Top Common Estate Planning Mistakes

As the immediate economic impact of the pandemic begins to lift, it is understandable that many consumers, especially millennials, became interested in DIY estate planning during the pandemic to save on costs. Unfortunately, not all that comes cheaper is worth the price you pay—whether now or later. As you build your wishes for your estate plan, it is important to avoid these potential pitfalls while DIY planning. If you feel that DIY estate planning is still the best fit for you, please review the top estate planning mistakes so you can avoid a disaster. Once you are finished with your plan, we will even review it for free and let you know what may be missing or be problematic. Our best advice is to not go it alone, even if you use a software-based program. That said, if you are intent on doing so, here are the top planning mistakes to be aware of.


1. DIY pitfalls. Many DIY estate plans are not led by real attorneys, but by software-based programs that may or may not be up to date with the latest laws. Further, most DIY companies charge extra for simple planning questions that are generally included in a regular attorney-client based meeting.


2. Mindset of being too young for a plan. Often, people feel they may be too young to have an estate plan. As the pandemic has proven, illness and incapacity can strike at any time and at any age. It is important for everyone over the age of 18 to at least have an advanced medical directive established while you are healthy and of sound mind. This way your wishes are detailed regarding your care preferences. You can also set up documents to protect any pets you may have that might need care in the event you become incapacitated.
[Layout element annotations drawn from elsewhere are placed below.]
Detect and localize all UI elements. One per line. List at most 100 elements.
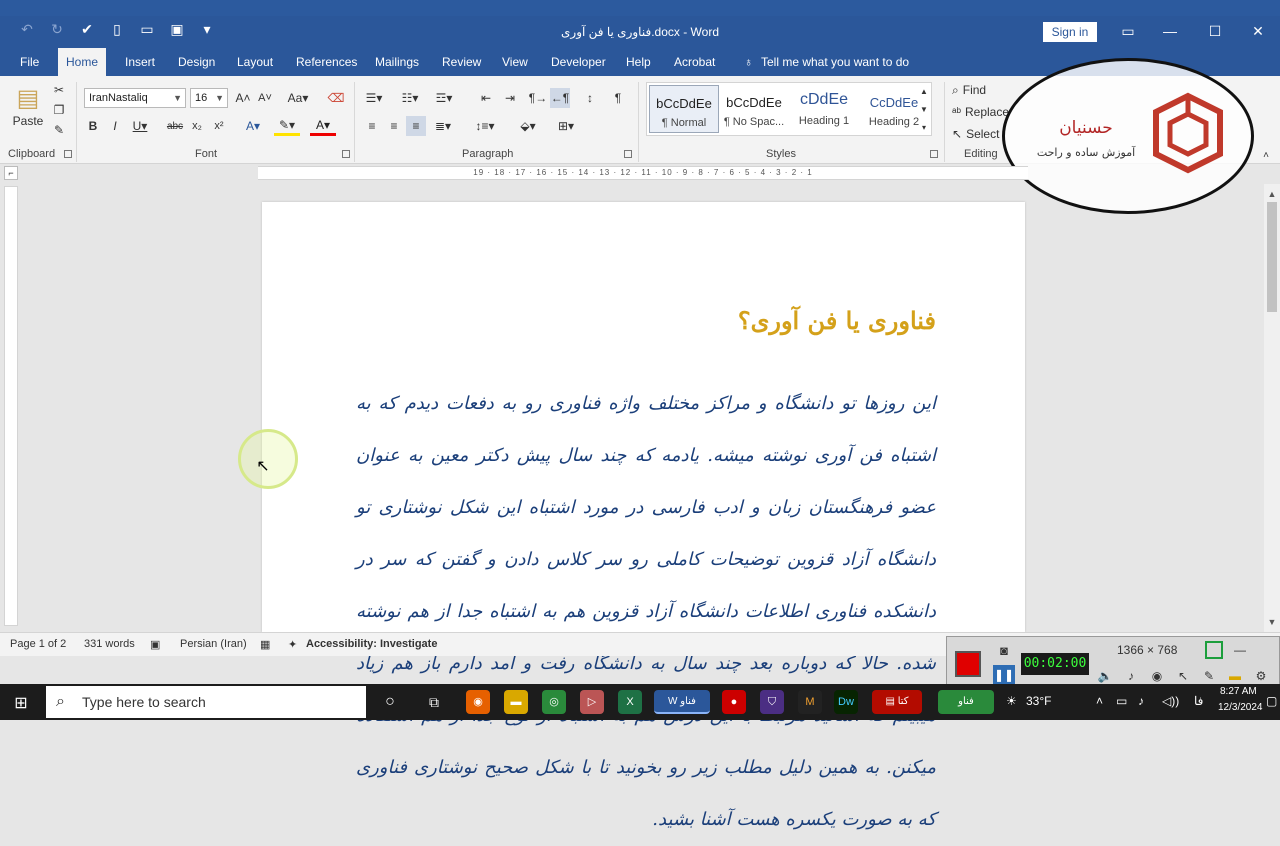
- task-view-icon[interactable]: ⧉: [422, 690, 446, 714]
- tab-design[interactable]: Design: [170, 48, 223, 76]
- tray-chevron-icon[interactable]: ˄: [1096, 694, 1103, 708]
- ribbon-display-options-icon[interactable]: ▭: [1116, 20, 1140, 42]
- style-normal[interactable]: bCcDdEe ¶ Normal: [649, 85, 719, 133]
- word-count[interactable]: 331 words: [84, 638, 135, 650]
- rtl-direction-icon[interactable]: ←¶: [550, 88, 570, 108]
- open-folder-icon[interactable]: ▭: [138, 20, 156, 38]
- style-no-spacing[interactable]: bCcDdEe ¶ No Spac...: [719, 85, 789, 133]
- new-document-icon[interactable]: ▯: [108, 20, 126, 38]
- tab-layout[interactable]: Layout: [229, 48, 281, 76]
- font-color-icon[interactable]: A▾: [310, 116, 336, 136]
- spelling-check-icon[interactable]: ✔: [78, 20, 96, 38]
- styles-scroll-up-icon[interactable]: ▲: [918, 84, 930, 98]
- styles-launcher-icon[interactable]: [930, 150, 938, 158]
- clock-date[interactable]: 12/3/2024: [1218, 702, 1263, 713]
- change-case-icon[interactable]: Aa▾: [284, 88, 312, 108]
- style-heading-1[interactable]: cDdEe Heading 1: [789, 85, 859, 133]
- undo-icon[interactable]: ↶: [18, 20, 36, 38]
- region-select-icon[interactable]: [1205, 641, 1223, 659]
- network-icon[interactable]: ▭: [1116, 694, 1127, 708]
- underline-icon[interactable]: U▾: [128, 116, 152, 136]
- chrome-taskbar-button[interactable]: فناو: [938, 690, 994, 714]
- horizontal-ruler[interactable]: 19 · 18 · 17 · 16 · 15 · 14 · 13 · 12 · …: [258, 166, 1028, 180]
- grow-font-icon[interactable]: A˄: [234, 88, 252, 108]
- tab-review[interactable]: Review: [434, 48, 489, 76]
- windows-start-icon[interactable]: ⊞: [10, 692, 32, 714]
- tab-developer[interactable]: Developer: [543, 48, 614, 76]
- excel-icon[interactable]: X: [618, 690, 642, 714]
- customize-qat-icon[interactable]: ▾: [198, 20, 216, 38]
- accessibility-status[interactable]: Accessibility: Investigate: [306, 638, 437, 650]
- cortana-icon[interactable]: ○: [378, 690, 402, 714]
- vertical-scrollbar[interactable]: ▲ ▼: [1264, 184, 1280, 632]
- collapse-ribbon-icon[interactable]: ˄: [1258, 148, 1274, 162]
- folder-icon[interactable]: ▬: [1225, 667, 1245, 685]
- clipboard-launcher-icon[interactable]: [64, 150, 72, 158]
- dreamweaver-icon[interactable]: Dw: [834, 690, 858, 714]
- volume-icon[interactable]: ♪: [1138, 694, 1144, 708]
- accessibility-icon[interactable]: ✦: [288, 638, 297, 651]
- document-body[interactable]: این روزها تو دانشگاه و مراکز مختلف واژه …: [356, 378, 936, 846]
- justify-icon[interactable]: ≣▾: [430, 116, 456, 136]
- volume-level-icon[interactable]: ◁)): [1162, 694, 1179, 708]
- show-formatting-icon[interactable]: ¶: [608, 88, 628, 108]
- font-launcher-icon[interactable]: [342, 150, 350, 158]
- cut-icon[interactable]: ✂: [50, 82, 68, 98]
- line-spacing-icon[interactable]: ↕≡▾: [472, 116, 498, 136]
- tab-view[interactable]: View: [494, 48, 536, 76]
- numbering-icon[interactable]: ☷▾: [398, 88, 422, 108]
- copy-icon[interactable]: ❐: [50, 102, 68, 118]
- align-center-icon[interactable]: ≡: [384, 116, 404, 136]
- strikethrough-icon[interactable]: abc: [164, 116, 186, 136]
- align-right-icon[interactable]: ≡: [406, 116, 426, 136]
- paste-icon[interactable]: ▤: [12, 82, 44, 114]
- sign-in-button[interactable]: Sign in: [1043, 22, 1097, 42]
- weather-temp[interactable]: 33°F: [1026, 694, 1051, 708]
- tab-file[interactable]: File: [12, 48, 47, 76]
- text-effects-icon[interactable]: A▾: [240, 116, 266, 136]
- find-button[interactable]: ⌕ Find: [952, 82, 1012, 98]
- decrease-indent-icon[interactable]: ⇤: [476, 88, 496, 108]
- ltr-direction-icon[interactable]: ¶→: [528, 88, 548, 108]
- scrollbar-thumb[interactable]: [1267, 202, 1277, 312]
- macro-icon[interactable]: ▦: [260, 638, 270, 651]
- input-language[interactable]: فا: [1194, 694, 1203, 708]
- highlight-icon[interactable]: ✎▾: [274, 116, 300, 136]
- subscript-icon[interactable]: x₂: [188, 116, 206, 136]
- multilevel-list-icon[interactable]: ☲▾: [432, 88, 456, 108]
- taskbar-search-box[interactable]: ⌕ Type here to search: [46, 686, 366, 718]
- minimize-recorder-icon[interactable]: —: [1231, 641, 1249, 659]
- page-count[interactable]: Page 1 of 2: [10, 638, 66, 650]
- align-left-icon[interactable]: ≡: [362, 116, 382, 136]
- font-size-select[interactable]: 16 ▼: [190, 88, 228, 108]
- file-explorer-icon[interactable]: ▬: [504, 690, 528, 714]
- acrobat-taskbar-button[interactable]: ▤ کتا: [872, 690, 922, 714]
- tab-insert[interactable]: Insert: [117, 48, 163, 76]
- paste-button[interactable]: Paste: [8, 114, 48, 128]
- microphone-icon[interactable]: ♪: [1121, 667, 1141, 685]
- tab-references[interactable]: References: [288, 48, 365, 76]
- bullets-icon[interactable]: ☰▾: [362, 88, 386, 108]
- word-taskbar-button[interactable]: W فناو: [654, 690, 710, 714]
- tab-acrobat[interactable]: Acrobat: [666, 48, 723, 76]
- sort-icon[interactable]: ↕: [580, 88, 600, 108]
- pen-icon[interactable]: ✎: [1199, 667, 1219, 685]
- shading-icon[interactable]: ⬙▾: [514, 116, 542, 136]
- weather-icon[interactable]: ☀: [1006, 694, 1017, 708]
- borders-icon[interactable]: ⊞▾: [552, 116, 580, 136]
- font-family-select[interactable]: IranNastaliq ▼: [84, 88, 186, 108]
- language-indicator[interactable]: Persian (Iran): [180, 638, 247, 650]
- superscript-icon[interactable]: x²: [210, 116, 228, 136]
- tab-selector-icon[interactable]: ⌐: [4, 166, 18, 180]
- media-player-icon[interactable]: ▷: [580, 690, 604, 714]
- recorder-app-icon[interactable]: ●: [722, 690, 746, 714]
- camera-icon[interactable]: ◙: [993, 641, 1015, 659]
- m-app-icon[interactable]: M: [798, 690, 822, 714]
- shield-icon[interactable]: ⛉: [760, 690, 784, 714]
- styles-scroll-down-icon[interactable]: ▼: [918, 102, 930, 116]
- speaker-icon[interactable]: 🔈: [1095, 667, 1115, 685]
- webcam-icon[interactable]: ◉: [1147, 667, 1167, 685]
- tell-me-box[interactable]: ♁ Tell me what you want to do: [736, 48, 917, 76]
- increase-indent-icon[interactable]: ⇥: [500, 88, 520, 108]
- tab-mailings[interactable]: Mailings: [367, 48, 427, 76]
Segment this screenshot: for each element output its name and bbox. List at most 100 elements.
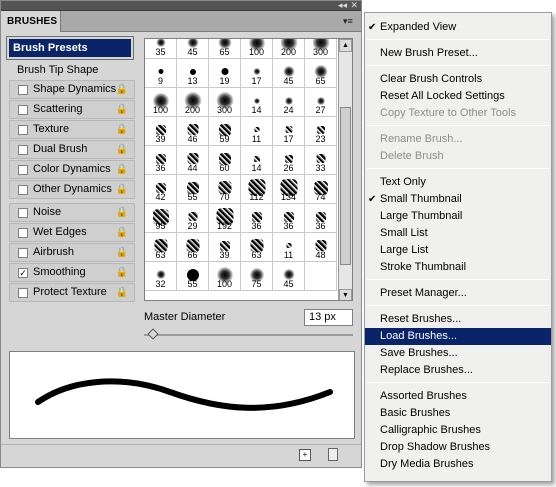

3. Myth of not “owning” enough. Even if you have nothing to leave behind to an heir (or if you have no heirs at all) it is important to document your wishes for care, should an emergency happen. There is no magical number of assets, cash or real estate, that qualifies someone to have an estate plan. Estate plans are for all walks of life and budgets. Creating a trust is not just for the wealthy either. A trust can be affordably created to protect any assets from probate. You do not need to have a certain amount of money to benefit from having a trust and, likewise, you do not need spend a lot to create one.


4. Lack of understanding legal terms. It is okay to admit if you do not understand what estate planning is or what your previous or current plan entails. We are here to help demystify the process and explain every word, every step, in-depth with you. Some law firms and DIY companies have a complicated and antiquated process of creating an estate plan—but not Wiles Law. What makes us different is that we find strategic ways to protect your estate through new planning structures, staying on top of changing estate laws, and sourcing and innovating new systems. Our planning happens in three easy steps— Design, Sign, Align—so you can spend more time on other parts of your life that matter more.


5. Important life events. Pandemic living has created endless to do lists and lack of free time — making it easy to forget to update important documents after a birth, adoption, death, marriage, divorce or move. We understand you need to catch your breath after a difficult year of rebuilding. When you are ready to make important updates to your plan, we can help you quickly and easily. In a perfect world it would be best to make updates immediately or within a few months of an event happening. We understand that may not be possible for some, so our best advice is to not wait longer than six months as laws may change that impact your estate.


6. Not building in a plan for long term care or disability. We all forget to think about long term care. It is not something we want to plan for, but it is something to consider. Most of us hope we will live long into old age gracefully, but the chances of disability or long-term care is more likely than you may think. By the time you reach 65 years old, there is a 70% chance you will need long term care insurance. Women are more likely to need care longer than men by an average of 7 years. Do you have this built into your estate plan with coverage and funding?


7. Incorrect titles and funding. This is one of the most common mistakes we see. If you have a trust, you want to make sure your assets are titled in the name of the trust, not necessarily your legal name. This way the asset is protected from probate by the trust, not you. Once the asset is properly titled, you will also want to include plans for funding. Your estate plan does not work unless you set up instructions on where the funds will be coming from and how they will be distributed.


8. Not planning for minors and guardians. If you pass away while your children are minors, the court will appoint a guardian who will control their legal inheritance until the children are 18 years old. But, if you elect to create a revocable trust for your children, you can protect them from lengthy court proceedings and allow the guardian to take immediate care of them with your provided inheritance. This can also protect them from irresponsible spending habits and creditors by using specific terms established by you.


9. Forgetting where your estate plan is. Many times we hear from beneficiaries or personal representatives asking if we have information regarding where your plan is located. Ideally, you should give a copy to your personal representative BEFORE you become incapacitated or pass away so there can be an honest conversation about the plan, instructions, and a chance to ask any questions. We also keep a copy on file at our offices as well. While you review your plan with your personal representative, it is important to discuss any details for minors, guardians, or pets who also need to be taken care of through the estate.


10. Not formalizing the plan, legally, with an attorney. Work-in-progress plans or handwritten notes are better than no plan at all, but unfortunately, they will not hold up in a court of law. Once you have come to an agreement on how you would like to protect your estate, it is important to bring those plans, ideas, and questions to an attorney to formalize and make a valid estate plan. As a part of our services, we encourage clients to write their own “Legacy Letter,” which details specific information on how you would like your legacy honored and continued to your heirs.